И совсем как-то иначе, счастливо, по-девичьи, закинув руки за голову, Ольга сказала вдруг.
— Я на сеновале спать стану. А по утрам буду бегать на речку купаться. У нас вода в реке ледяная. Поедем?
— Поедем.
— Я знала, что поедешь. Давай выпьем, за… счастье. Оно есть, я верю. Мне прямо не терпится скорей начать действовать.
Выпили.
— Хорошо? Ты не кисни.
— Хорошо, Ольга, ты же знаешь, хоть ты и натрепалась тут, что любви нет. Есть.
— Ну и слава богу! И со спокойной душой заснем. Иди скажи хозяйке, что жена приехала… А то я не люблю так. А завтра проснемся и начнем действовать. Я готова. Будем ходить завтра за всякими бумажками, выписываться… Получим самую глупую справочку — уже что-то сделали, радость. Верно? А потом поедем. Будут мелькать деревеньки, маленькие полустанки… Будут поля, леса… Урал проедем. Потом пойдет наша Сибирь… Я раздеваюсь. Иди говори. Мы потушим свет и еще поговорим. А потом заснем.
Петр пошел объявлять хозяйке, что приехала жена.
Он обалдел от счастья, самому не терпелось начать подробно-подробно думать и говорить о том, какую можно прекрасную жизнь создать. «Господи, послала же мне судьба такого… непутевого, родного человека!»

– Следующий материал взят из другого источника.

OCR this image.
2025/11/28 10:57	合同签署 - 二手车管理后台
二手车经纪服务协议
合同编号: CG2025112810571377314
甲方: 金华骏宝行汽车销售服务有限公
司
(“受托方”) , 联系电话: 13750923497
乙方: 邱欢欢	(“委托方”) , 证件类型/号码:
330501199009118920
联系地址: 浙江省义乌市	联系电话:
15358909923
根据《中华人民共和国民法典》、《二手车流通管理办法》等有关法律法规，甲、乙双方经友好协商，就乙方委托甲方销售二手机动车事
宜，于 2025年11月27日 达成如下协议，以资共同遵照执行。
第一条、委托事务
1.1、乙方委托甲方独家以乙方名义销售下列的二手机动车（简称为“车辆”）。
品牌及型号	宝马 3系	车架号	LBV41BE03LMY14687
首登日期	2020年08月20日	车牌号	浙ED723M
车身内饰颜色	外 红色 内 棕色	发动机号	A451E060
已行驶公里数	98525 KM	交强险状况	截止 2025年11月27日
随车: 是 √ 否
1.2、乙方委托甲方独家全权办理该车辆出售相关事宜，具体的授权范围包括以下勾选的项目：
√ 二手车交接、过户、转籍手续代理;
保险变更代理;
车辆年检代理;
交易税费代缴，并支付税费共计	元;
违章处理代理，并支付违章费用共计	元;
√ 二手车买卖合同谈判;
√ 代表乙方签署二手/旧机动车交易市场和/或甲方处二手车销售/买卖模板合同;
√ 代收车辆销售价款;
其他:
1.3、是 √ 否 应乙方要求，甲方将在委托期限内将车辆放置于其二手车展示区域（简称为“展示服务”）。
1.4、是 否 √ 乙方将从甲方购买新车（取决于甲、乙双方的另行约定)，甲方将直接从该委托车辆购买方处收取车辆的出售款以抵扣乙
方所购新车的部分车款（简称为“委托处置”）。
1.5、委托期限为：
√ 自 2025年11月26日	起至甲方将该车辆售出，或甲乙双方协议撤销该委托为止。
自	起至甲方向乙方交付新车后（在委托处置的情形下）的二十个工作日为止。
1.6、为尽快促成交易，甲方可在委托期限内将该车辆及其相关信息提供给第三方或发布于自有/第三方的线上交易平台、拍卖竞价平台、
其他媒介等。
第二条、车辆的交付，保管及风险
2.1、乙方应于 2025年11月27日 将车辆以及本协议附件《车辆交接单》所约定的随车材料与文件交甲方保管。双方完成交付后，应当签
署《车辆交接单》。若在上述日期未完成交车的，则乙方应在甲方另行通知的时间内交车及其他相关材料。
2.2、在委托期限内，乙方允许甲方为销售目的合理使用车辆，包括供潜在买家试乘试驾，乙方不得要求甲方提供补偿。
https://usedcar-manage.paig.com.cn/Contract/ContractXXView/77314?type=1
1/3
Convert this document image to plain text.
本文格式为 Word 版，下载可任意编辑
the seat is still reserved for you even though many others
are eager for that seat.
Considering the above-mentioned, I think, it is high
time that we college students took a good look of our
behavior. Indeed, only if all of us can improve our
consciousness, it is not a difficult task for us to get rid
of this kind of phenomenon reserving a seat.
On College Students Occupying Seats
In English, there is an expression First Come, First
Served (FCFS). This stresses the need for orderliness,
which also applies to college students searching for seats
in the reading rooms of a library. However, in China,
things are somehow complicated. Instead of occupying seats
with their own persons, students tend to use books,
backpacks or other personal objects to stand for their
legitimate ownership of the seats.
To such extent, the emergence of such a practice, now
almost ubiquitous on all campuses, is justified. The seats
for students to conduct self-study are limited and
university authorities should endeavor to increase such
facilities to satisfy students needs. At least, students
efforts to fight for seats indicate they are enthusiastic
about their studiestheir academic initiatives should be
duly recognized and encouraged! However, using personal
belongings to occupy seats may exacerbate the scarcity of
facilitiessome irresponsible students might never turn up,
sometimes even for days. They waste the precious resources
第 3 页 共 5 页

Дорогой Ольга смеялась и дурачилась, рассказывала Петру в коридоре анекдоты. Петр, чтобы не обижать ее, смеялся. Смешно было не всегда. Беспокоила некая надсадность ее веселья; Ольга как будто заставляла себя веселиться. А то подолгу молча сидела у окна. О чем думала, непонятно. Петр уставал от этих перемен, сам тоже частенько задумывался. «Ненадолго ее хватит», — приходила мысль. Но все забывалось, когда Ольга ласково смотрела на него.
— Славный мой… — говорила она. — Все бросил — поехал. Куда!
В Крутоярское с дороги дали телеграмму. Подписали: «Ольга. Петр».

На вокзале их встретил Фонякин.
Петр не сразу узнал его. Стоял на перроне высокий, болезненно худой человек в легком кожаном пальто. Смотрел на них веселыми внимательными глазами.
— Здравствуйте, здравствуйте, — сказал глуховато. Неловко обнял дочь, ткнулся ей в щеку, Ивлеву подал руку и тут только сам едва узнал его. — А-а!.. Вот как?